C’est vrai que cette section du livre de l’Exode nous a parlé de l’horreur du péché, pour que nous soyons nous-mêmes horrifiés par l’état de notre cœur et par le mal qui est en nous (Ex 32.1-29). Le récit nous a ensuite parlé du pardon merveilleux de Dieu, pour que nous ne pensions pas que le pardon de Dieu, ça va de soi, que c’est normal, et facile à obtenir (Ex 32.30-33.17). Non, le pardon n’est pas une évidence, parce qu’il coûte cher à Dieu ! Mais justement. Si Dieu a payé si cher le pardon qu’il nous présente en son Fils Jésus-Christ, ne pensez-vous pas qu’il l’offrira assurément à tous ceux qui placent leur confiance en lui ? Si la gloire-même de Dieu est en partie caractérisée par sa grâce, ne pensez-vous pas qu’il sera fidèle à lui-même pour nous manifester encore et toujours sa patience, sa miséricorde et sa bonté ? Comme le dit l’apôtre Paul :

« Si nous sommes infidèles, lui demeure fidèle, car il ne peut se renier lui-même. » (2 Tm 2.13)
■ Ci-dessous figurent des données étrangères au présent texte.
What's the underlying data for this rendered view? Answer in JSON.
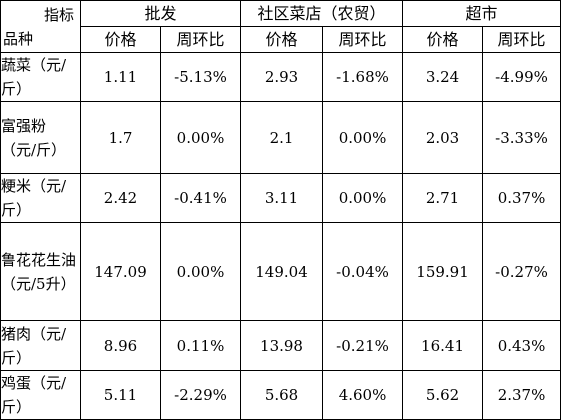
{
  "header": {
    "corner_top": "指标",
    "corner_bottom": "品种",
    "groups": [
      "批发",
      "社区菜店（农贸）",
      "超市"
    ],
    "subheaders": [
      "价格",
      "周环比",
      "价格",
      "周环比",
      "价格",
      "周环比"
    ]
  },
  "rows": [
    {
      "name": "蔬菜（元/斤）",
      "values": [
        "1.11",
        "-5.13%",
        "2.93",
        "-1.68%",
        "3.24",
        "-4.99%"
      ]
    },
    {
      "name": "富强粉（元/斤）",
      "values": [
        "1.7",
        "0.00%",
        "2.1",
        "0.00%",
        "2.03",
        "-3.33%"
      ]
    },
    {
      "name": "粳米（元/斤）",
      "values": [
        "2.42",
        "-0.41%",
        "3.11",
        "0.00%",
        "2.71",
        "0.37%"
      ]
    },
    {
      "name": "鲁花花生油（元/5升）",
      "values": [
        "147.09",
        "0.00%",
        "149.04",
        "-0.04%",
        "159.91",
        "-0.27%"
      ]
    },
    {
      "name": "猪肉（元/斤）",
      "values": [
        "8.96",
        "0.11%",
        "13.98",
        "-0.21%",
        "16.41",
        "0.43%"
      ]
    },
    {
      "name": "鸡蛋（元/斤）",
      "values": [
        "5.11",
        "-2.29%",
        "5.68",
        "4.60%",
        "5.62",
        "2.37%"
      ]
    }
  ]
}
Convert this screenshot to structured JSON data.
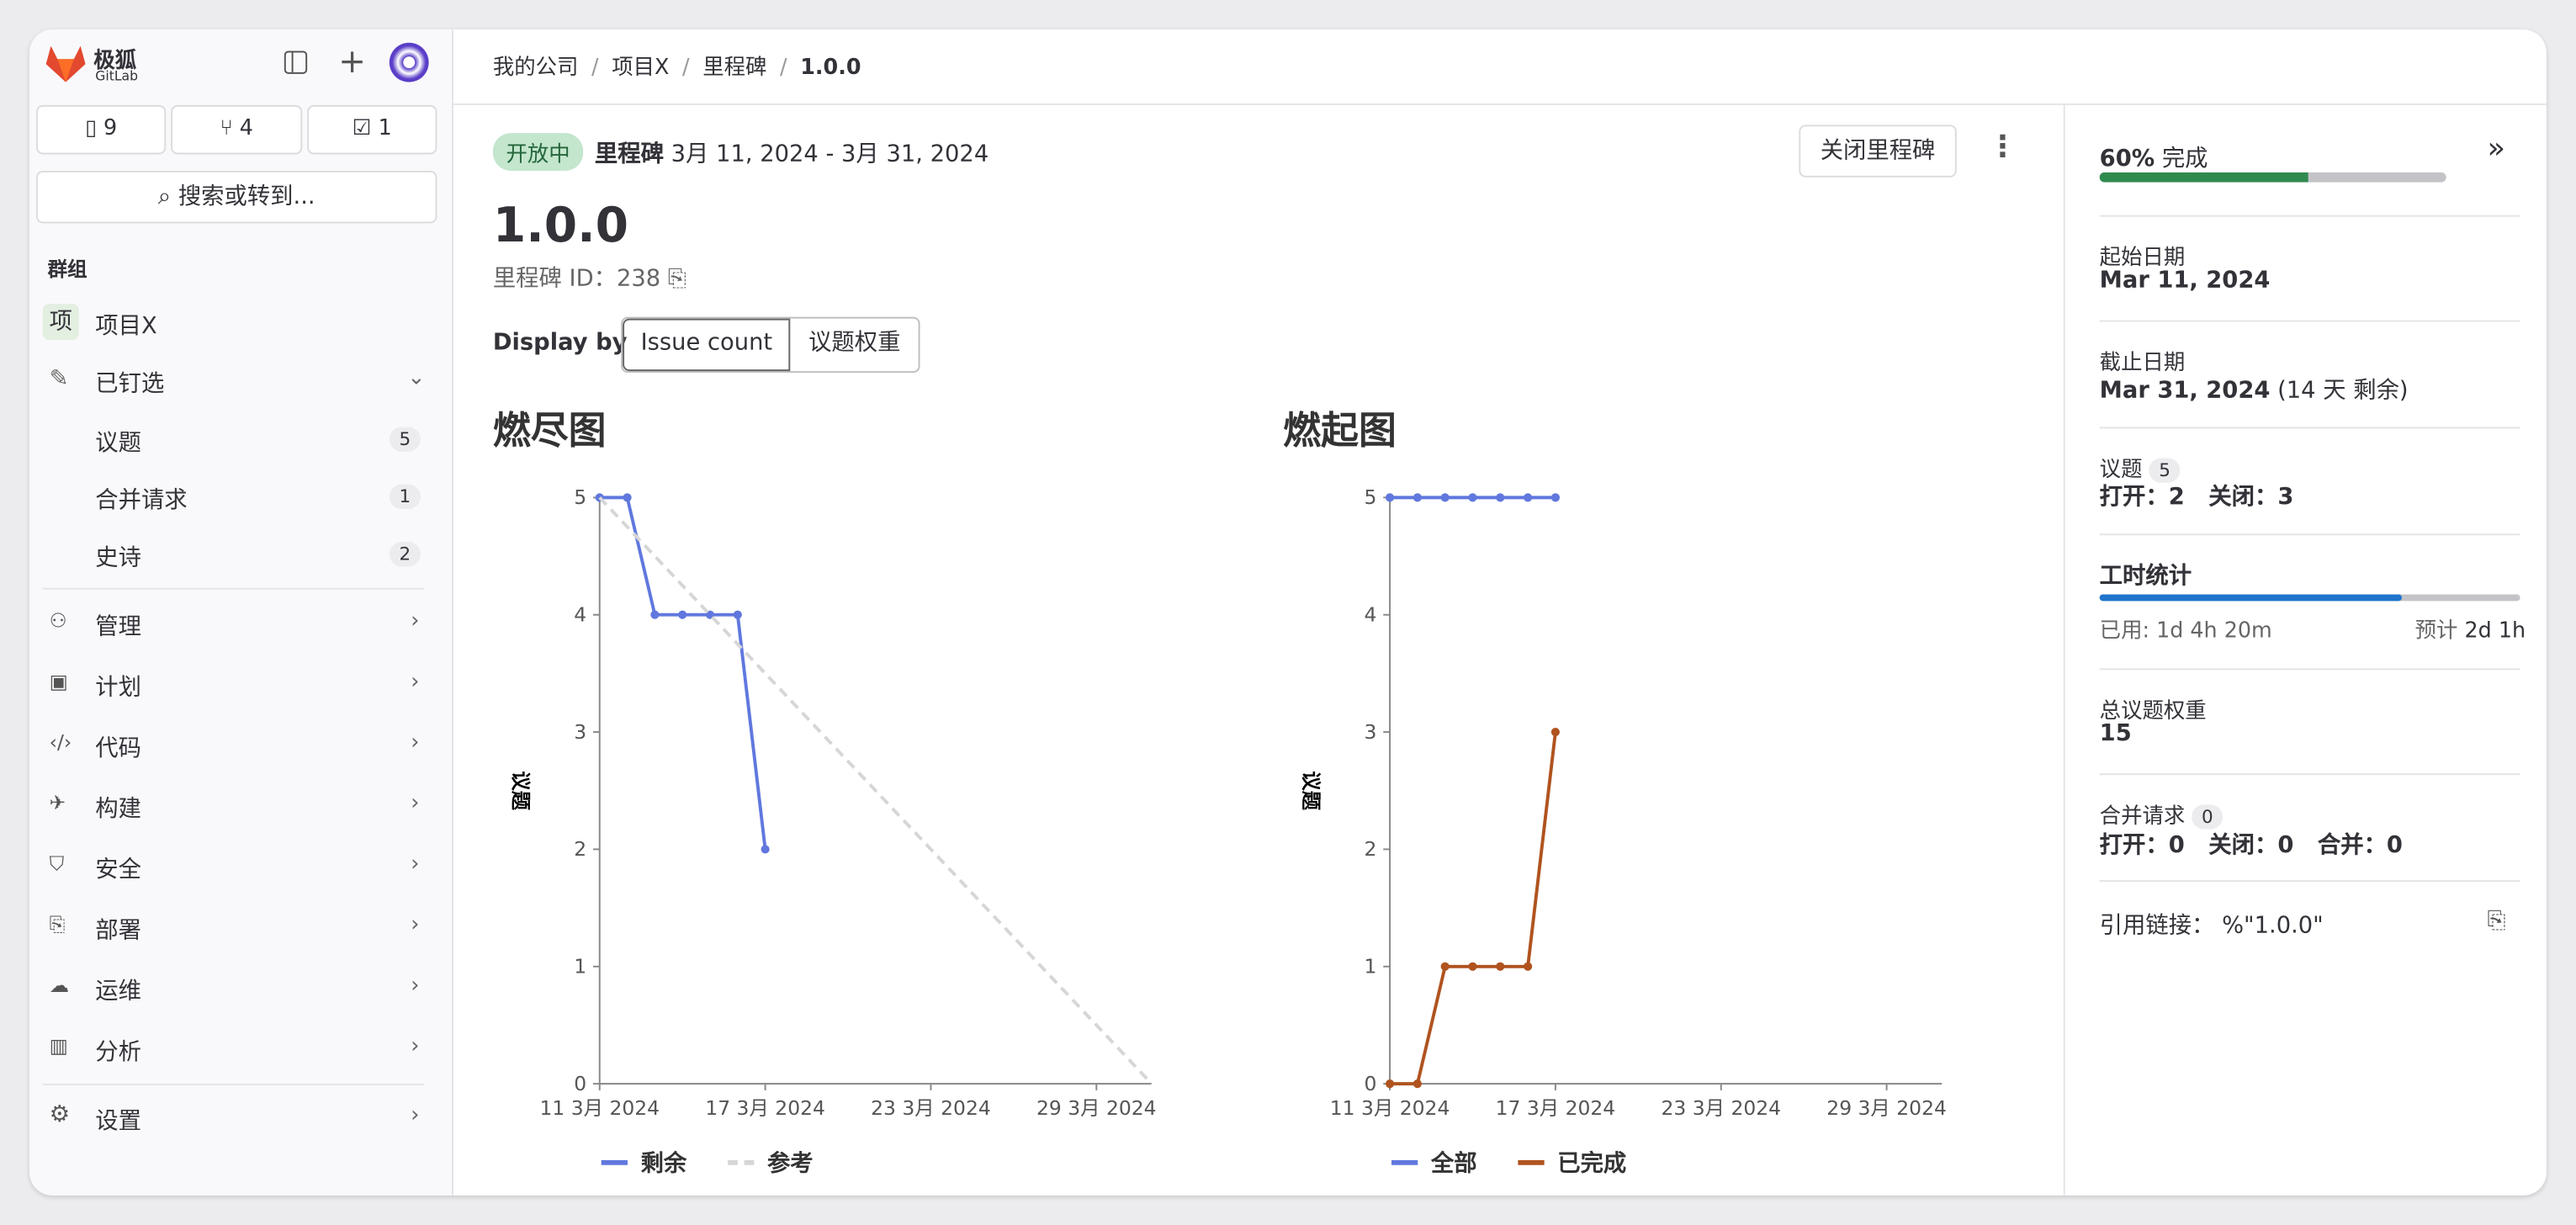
{
  "sidebar": {
    "brand": "极狐",
    "brand_sub": "GitLab",
    "counters": [
      9,
      4,
      1
    ],
    "search": "搜索或转到...",
    "section": "群组",
    "project_icon": "项",
    "project": "项目X",
    "pinned": "已钉选",
    "pinned_items": [
      {
        "label": "议题",
        "count": 5
      },
      {
        "label": "合并请求",
        "count": 1
      },
      {
        "label": "史诗",
        "count": 2
      }
    ],
    "menu": [
      "管理",
      "计划",
      "代码",
      "构建",
      "安全",
      "部署",
      "运维",
      "分析"
    ],
    "settings": "设置"
  },
  "breadcrumb": [
    "我的公司",
    "项目X",
    "里程碑",
    "1.0.0"
  ],
  "header": {
    "status": "开放中",
    "label": "里程碑",
    "dates": "3月 11, 2024 - 3月 31, 2024",
    "close_button": "关闭里程碑",
    "title": "1.0.0",
    "id_label": "里程碑 ID：",
    "id": 238,
    "display_by": "Display by",
    "toggle": [
      "Issue count",
      "议题权重"
    ]
  },
  "chart_data": [
    {
      "type": "line",
      "title": "燃尽图",
      "y_label": "议题",
      "x": [
        "2024-03-11",
        "2024-03-12",
        "2024-03-13",
        "2024-03-14",
        "2024-03-15",
        "2024-03-16",
        "2024-03-17"
      ],
      "xlim": [
        "2024-03-11",
        "2024-03-31"
      ],
      "xticks": [
        {
          "value": "2024-03-11",
          "label": "11 3月 2024"
        },
        {
          "value": "2024-03-17",
          "label": "17 3月 2024"
        },
        {
          "value": "2024-03-23",
          "label": "23 3月 2024"
        },
        {
          "value": "2024-03-29",
          "label": "29 3月 2024"
        }
      ],
      "ylim": [
        0,
        5
      ],
      "yticks": [
        0,
        1,
        2,
        3,
        4,
        5
      ],
      "series": [
        {
          "name": "剩余",
          "color": "#6078de",
          "values": [
            5,
            5,
            4,
            4,
            4,
            4,
            2
          ]
        },
        {
          "name": "参考",
          "color": "#d6d6d6",
          "dashed": true,
          "x": [
            "2024-03-11",
            "2024-03-31"
          ],
          "values": [
            5,
            0
          ]
        }
      ]
    },
    {
      "type": "line",
      "title": "燃起图",
      "y_label": "议题",
      "x": [
        "2024-03-11",
        "2024-03-12",
        "2024-03-13",
        "2024-03-14",
        "2024-03-15",
        "2024-03-16",
        "2024-03-17"
      ],
      "xlim": [
        "2024-03-11",
        "2024-03-31"
      ],
      "xticks": [
        {
          "value": "2024-03-11",
          "label": "11 3月 2024"
        },
        {
          "value": "2024-03-17",
          "label": "17 3月 2024"
        },
        {
          "value": "2024-03-23",
          "label": "23 3月 2024"
        },
        {
          "value": "2024-03-29",
          "label": "29 3月 2024"
        }
      ],
      "ylim": [
        0,
        5
      ],
      "yticks": [
        0,
        1,
        2,
        3,
        4,
        5
      ],
      "series": [
        {
          "name": "全部",
          "color": "#6078de",
          "values": [
            5,
            5,
            5,
            5,
            5,
            5,
            5
          ]
        },
        {
          "name": "已完成",
          "color": "#b0531f",
          "values": [
            0,
            0,
            1,
            1,
            1,
            1,
            3
          ]
        }
      ]
    }
  ],
  "panel": {
    "progress": {
      "value": 60,
      "label": "60%"
    },
    "progress_text": "完成",
    "start_label": "起始日期",
    "start": "Mar 11, 2024",
    "due_label": "截止日期",
    "due": "Mar 31, 2024",
    "due_note": "(14 天 剩余)",
    "issues_label": "议题",
    "issues_count": 5,
    "open_label": "打开：",
    "issues_open": 2,
    "closed_label": "关闭：",
    "issues_closed": 3,
    "time_label": "工时统计",
    "spent": "已用: 1d 4h 20m",
    "estimate_label": "预计",
    "estimate": "2d 1h",
    "weight_label": "总议题权重",
    "weight": 15,
    "mr_label": "合并请求",
    "mr_count": 0,
    "mr_open_label": "打开：",
    "mr_open": 0,
    "mr_closed_label": "关闭：",
    "mr_closed": 0,
    "mr_merged_label": "合并：",
    "mr_merged": 0,
    "ref_label": "引用链接：",
    "ref": "%\"1.0.0\""
  }
}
Bref, Dieu pardonne, parce qu’il est comme ça ! Et ce n’est pas un hasard si ce passage que nous avons vu aujourd’hui est cité à plein d’endroits dans le reste de l’Ancien Testament : dans l’histoire d’Israël, dans les psaumes et chez les prophètes, comme un refrain, comme ce gage certain—indissociable de sa loi, indissociable de son alliance—le gage certain que Dieu est toujours disposé à pardonner à tous ceux qui se confient en lui. C’est sûr. Parce que cette grâce, c’est sa gloire ; et nous-mêmes, avec tous les croyants, il nous a sauvés par Jésus-Christ, et pris pour lui, « selon le dessein bienveillant de sa volonté, pour célébrer la gloire de sa grâce qu’il nous a accordée en son bien-aimé » (Ép 1.6).